L’identità russa appare in questa retrospettiva come una forma di provincialismo, vista la diversità etnica dei suoi eroi, di cui l’ultimo vero russo proveniente dalle profondità della Siberia fu il monaco auto-chiamato alle vette dello spirito, Grigorij Rasputin, il cui cognome indica “l’incrocio delle vie”, e a cui si lega quello dell’attuale leader, Vladimir Putin, “uomo della strada”. Proprio per questo uno degli scopi ideologici dell’attuale dirigenza del Cremlino è quello di istillare nella popolazione una vera “coscienza russa universale”, superando le divisioni e il senso di marginalità tipico di un popolo disperso su un territorio sempre pieno di insidie, a meno di dominarlo con una proiezione ancora più vasta e senza confini. Il “vero russo” non sopporta di essere escluso o emarginato, ha bisogno di sentirsi sempre “al centro”.
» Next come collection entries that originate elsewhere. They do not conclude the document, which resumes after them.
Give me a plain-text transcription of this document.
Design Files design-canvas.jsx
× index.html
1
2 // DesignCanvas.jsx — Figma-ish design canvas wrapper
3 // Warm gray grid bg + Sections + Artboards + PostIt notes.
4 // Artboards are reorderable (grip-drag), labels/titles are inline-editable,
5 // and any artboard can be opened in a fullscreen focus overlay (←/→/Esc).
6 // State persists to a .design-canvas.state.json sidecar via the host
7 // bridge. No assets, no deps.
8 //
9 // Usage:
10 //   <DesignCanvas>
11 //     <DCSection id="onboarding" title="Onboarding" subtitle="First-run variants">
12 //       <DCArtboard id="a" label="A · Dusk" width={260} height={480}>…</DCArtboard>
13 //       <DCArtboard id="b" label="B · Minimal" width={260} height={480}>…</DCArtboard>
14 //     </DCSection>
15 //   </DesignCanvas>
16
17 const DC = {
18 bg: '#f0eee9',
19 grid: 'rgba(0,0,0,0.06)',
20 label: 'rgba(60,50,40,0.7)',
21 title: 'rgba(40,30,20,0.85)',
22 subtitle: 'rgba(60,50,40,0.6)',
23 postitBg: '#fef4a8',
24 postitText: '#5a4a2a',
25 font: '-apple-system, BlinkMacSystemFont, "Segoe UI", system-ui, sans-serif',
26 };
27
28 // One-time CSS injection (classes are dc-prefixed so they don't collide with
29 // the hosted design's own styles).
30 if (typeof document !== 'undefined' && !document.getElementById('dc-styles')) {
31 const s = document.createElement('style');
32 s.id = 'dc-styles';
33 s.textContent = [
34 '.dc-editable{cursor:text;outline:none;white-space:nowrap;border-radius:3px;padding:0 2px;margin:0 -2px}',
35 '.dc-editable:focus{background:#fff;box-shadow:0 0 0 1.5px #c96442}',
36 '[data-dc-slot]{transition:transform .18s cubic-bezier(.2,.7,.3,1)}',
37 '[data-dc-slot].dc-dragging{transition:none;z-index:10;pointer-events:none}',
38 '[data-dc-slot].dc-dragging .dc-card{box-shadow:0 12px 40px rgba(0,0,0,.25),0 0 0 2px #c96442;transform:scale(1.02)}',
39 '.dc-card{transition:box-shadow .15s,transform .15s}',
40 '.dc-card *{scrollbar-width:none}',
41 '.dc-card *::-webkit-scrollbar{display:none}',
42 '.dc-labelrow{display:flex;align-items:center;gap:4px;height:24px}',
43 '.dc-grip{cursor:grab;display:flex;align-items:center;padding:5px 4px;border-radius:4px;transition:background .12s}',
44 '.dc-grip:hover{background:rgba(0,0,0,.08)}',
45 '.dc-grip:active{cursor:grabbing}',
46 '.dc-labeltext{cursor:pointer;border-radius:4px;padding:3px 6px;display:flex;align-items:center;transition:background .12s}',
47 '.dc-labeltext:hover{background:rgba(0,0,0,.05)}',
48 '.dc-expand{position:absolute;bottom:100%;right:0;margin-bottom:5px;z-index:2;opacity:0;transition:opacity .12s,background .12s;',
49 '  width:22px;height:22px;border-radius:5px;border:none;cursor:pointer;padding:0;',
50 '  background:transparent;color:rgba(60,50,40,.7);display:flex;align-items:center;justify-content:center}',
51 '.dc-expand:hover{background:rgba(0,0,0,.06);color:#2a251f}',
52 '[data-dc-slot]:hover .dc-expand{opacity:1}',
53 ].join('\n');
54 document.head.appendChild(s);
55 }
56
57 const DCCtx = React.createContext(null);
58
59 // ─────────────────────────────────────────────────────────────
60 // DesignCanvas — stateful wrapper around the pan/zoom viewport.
Nell’ultimo decennio sono stati aperti in Russia oltre un centinaio di musei locali, dedicati non solo alla retorica bellica e agli eroi militari locali, ma anche al desiderio di “iscriversi all’antichità russa”, ribadendo a livello regionale l’ansia di superare l’insignificanza nazionale, federale e globale, magari appellandosi a qualche vaga citazione nei manoscritti delle cronache più vetuste. La città nord-occidentale di Pskov, dove a capo della Chiesa fino a due anni fa c’era lo “storico imperiale” Tikhon (Ševkunov), oggi metropolita di Crimea, esalta i 1.100 anni della sua storia iniziata più di cinquanta anni prima del Battesimo di Kiev, basandosi su una citazione di passaggio della Cronaca di Nestor, dove si afferma che la principessa Olga, nonna di Vladimir il Grande, proveniva dalla Pleskova, identificata con la regione di Pskov. Oppure la città di Jaroslavl nella Russia centrale, dove vive oltre mezzo milione di persone, si fonda sulla leggenda del principe Jaroslav il Saggio, figlio di Vladimir, che sconfisse un orso a mani nude.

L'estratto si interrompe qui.